I'm also intrigued by an entry on SXSW's Interactive Hub about a documentary on virtual worlds that Pure West Films will be premiering at SXSW:
Second Skin takes an intimate look at computer gamers whose lives have been transformed by the emerging genre of Massively Multiplayer Online games (MMOs). World of Warcraft, Second Life, and Everquest allow millions of users to simultaneously interact in virtual spaces. Second Skin introduces us to couples who have fallen in love without meeting, disabled players who have found new purpose, addicts, Chinese gold-farming sweatshop workers, wealthy online entrepreneurs and legendary guild leaders - all living in a world that doesn’t quite exist.
I'll definitely be checking that one out.
Oh, and I suppose I should introduce myself.

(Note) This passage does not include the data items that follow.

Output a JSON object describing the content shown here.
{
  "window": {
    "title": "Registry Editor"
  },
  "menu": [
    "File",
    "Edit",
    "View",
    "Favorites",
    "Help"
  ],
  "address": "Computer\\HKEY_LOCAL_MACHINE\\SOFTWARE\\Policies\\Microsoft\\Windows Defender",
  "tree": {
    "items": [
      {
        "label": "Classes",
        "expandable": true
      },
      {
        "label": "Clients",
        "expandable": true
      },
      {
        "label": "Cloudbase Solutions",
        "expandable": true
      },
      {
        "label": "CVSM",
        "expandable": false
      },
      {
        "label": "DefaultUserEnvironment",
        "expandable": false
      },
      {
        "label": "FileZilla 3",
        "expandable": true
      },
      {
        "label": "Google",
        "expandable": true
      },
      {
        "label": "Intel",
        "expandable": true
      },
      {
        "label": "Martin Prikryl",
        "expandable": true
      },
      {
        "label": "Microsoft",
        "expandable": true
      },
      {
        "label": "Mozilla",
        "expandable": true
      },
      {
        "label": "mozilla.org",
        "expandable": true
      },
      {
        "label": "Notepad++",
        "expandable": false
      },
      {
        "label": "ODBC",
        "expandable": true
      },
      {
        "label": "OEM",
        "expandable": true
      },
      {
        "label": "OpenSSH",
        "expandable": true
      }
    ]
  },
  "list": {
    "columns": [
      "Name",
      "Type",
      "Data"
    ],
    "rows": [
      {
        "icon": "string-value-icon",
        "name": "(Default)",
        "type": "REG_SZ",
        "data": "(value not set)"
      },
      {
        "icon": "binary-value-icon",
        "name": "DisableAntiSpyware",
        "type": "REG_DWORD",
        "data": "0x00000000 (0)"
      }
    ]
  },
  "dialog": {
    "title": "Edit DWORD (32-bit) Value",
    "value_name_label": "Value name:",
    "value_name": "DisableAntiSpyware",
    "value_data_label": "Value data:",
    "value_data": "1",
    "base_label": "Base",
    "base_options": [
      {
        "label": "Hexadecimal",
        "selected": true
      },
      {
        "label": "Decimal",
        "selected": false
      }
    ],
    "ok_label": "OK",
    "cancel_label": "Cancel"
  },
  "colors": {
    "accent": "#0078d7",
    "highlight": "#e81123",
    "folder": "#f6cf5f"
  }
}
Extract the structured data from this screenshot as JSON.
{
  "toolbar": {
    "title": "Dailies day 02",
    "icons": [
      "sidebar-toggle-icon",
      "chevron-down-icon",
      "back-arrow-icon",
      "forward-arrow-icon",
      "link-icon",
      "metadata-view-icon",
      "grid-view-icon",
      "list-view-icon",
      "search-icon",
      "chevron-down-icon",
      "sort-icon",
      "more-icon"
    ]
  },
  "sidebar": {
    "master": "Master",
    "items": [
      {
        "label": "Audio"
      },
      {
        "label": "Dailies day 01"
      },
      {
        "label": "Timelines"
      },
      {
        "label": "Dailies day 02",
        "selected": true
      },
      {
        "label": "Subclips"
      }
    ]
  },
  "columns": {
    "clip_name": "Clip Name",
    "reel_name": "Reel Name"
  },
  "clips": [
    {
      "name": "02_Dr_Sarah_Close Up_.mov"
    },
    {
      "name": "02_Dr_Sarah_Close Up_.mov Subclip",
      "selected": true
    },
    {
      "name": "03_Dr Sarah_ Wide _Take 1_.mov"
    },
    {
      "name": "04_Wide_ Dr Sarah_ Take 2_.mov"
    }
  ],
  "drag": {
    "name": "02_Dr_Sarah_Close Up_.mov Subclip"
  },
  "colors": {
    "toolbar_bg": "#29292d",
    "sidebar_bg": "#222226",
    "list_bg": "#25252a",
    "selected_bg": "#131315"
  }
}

My name is Fazia Rizvi. I’ve been active online since 1988, (yes, you read that date right) did web site and web-related software design and development in academia for more than a decade, and now I’m a graduate student of anthropology, studying culture online. I blog on these subjects at Bits and Bytes. I’m attending SXSW, hoping to meet others doing academic research on online communities, virtual worlds, social networking or any other aspect of “cyber culture”. I will be going to every social panel I can manage to squeeze into!